Users can easily and quickly restore damaged entire file system and all kinds of data;
Backup system should also consider the impact of network bandwidth on backup performance, backup server platform selection and security, backup system capacity of the appropriate redundancy, backup system good scalability and other factors.
The backup effort requires a strategy to determine the data backup. A backup strategy refers to what you need to back up, when and how you want to back up. Users need to develop a different backup strategy based on their actual situation. The following three types of backup strategies are currently used:
1. Full backup
is to make a full backup of the system every day. The benefit of this backup strategy is that you can recover lost data when there is a disaster with data loss. However, it also has deficiencies. First, a full backup of the entire system on a daily basis results in a large duplication of the data being backed up. These duplicate data occupy a lot of space, which means more cost to the user. Second, because of the large amount of data that needs to be backed up, the backup takes longer. For those users and organizations with busy business and limited backup time, it would be unwise to choose this backup strategy. Also, because the backup time interval is too small, resulting in excessive number of full backups, resulting in a large amount of hardware resources waste, is also very unnecessary.
2. Incremental backup
is to make a daily backup of only new or modified data for the day. The advantage of this backup strategy is that it saves storage media space and shortens backup time.

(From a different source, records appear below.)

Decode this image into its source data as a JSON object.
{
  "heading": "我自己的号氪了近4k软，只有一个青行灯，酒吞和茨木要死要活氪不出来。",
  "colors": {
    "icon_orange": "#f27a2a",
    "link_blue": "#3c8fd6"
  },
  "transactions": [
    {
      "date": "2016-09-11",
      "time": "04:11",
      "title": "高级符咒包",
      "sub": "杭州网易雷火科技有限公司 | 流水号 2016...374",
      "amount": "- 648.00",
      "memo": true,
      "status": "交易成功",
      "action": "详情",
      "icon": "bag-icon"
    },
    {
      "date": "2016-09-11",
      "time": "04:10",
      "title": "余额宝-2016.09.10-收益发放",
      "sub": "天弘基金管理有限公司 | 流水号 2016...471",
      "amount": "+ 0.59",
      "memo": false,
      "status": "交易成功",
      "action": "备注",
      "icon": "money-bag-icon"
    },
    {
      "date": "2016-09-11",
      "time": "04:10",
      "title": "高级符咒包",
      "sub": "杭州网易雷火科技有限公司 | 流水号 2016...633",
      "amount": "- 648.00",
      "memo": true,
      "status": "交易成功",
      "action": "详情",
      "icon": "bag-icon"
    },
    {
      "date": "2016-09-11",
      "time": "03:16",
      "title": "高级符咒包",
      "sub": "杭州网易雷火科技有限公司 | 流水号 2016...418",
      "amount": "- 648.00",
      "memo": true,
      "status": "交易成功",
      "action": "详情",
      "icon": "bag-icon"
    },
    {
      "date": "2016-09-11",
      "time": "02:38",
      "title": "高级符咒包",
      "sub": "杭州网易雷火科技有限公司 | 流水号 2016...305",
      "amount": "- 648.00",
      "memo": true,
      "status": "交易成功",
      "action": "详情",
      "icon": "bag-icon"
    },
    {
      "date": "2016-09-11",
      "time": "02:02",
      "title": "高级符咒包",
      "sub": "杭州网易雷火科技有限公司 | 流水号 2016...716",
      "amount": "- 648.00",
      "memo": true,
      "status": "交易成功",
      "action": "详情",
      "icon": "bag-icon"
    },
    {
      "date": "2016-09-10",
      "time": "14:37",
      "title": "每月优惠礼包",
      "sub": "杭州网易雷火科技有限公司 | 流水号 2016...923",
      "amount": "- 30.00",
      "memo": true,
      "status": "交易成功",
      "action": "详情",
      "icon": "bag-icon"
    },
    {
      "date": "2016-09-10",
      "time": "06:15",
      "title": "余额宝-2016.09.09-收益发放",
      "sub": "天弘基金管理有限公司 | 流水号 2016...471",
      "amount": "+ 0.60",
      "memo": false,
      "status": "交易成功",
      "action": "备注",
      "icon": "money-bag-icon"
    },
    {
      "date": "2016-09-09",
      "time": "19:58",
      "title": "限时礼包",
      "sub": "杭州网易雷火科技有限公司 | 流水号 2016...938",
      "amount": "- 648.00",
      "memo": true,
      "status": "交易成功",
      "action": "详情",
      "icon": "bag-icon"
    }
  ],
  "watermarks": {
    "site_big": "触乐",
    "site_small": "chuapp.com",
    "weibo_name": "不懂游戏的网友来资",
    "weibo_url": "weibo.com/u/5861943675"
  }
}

But its disadvantage is that when a disaster occurs, the recovery of data is more troublesome. In addition, the reliability of this backup is poor. The data in the backup interval is unrecoverable, which requires the user to make the appropriate trade-offs when specifying the backup interval in order to achieve better results.
3. Differential backup
Administrator first makes a full system backup initially (for example, Sunday), and then in the next few days, the administrator backs up all the data (new or modified) from Sunday to the magnetic media on the same day. The differential backup strategy has all the advantages of avoiding the defects of these two strategies. First, it does not require a full backup of the system on a daily basis, so the backup takes a short time and saves space; second, its disaster recovery is convenient.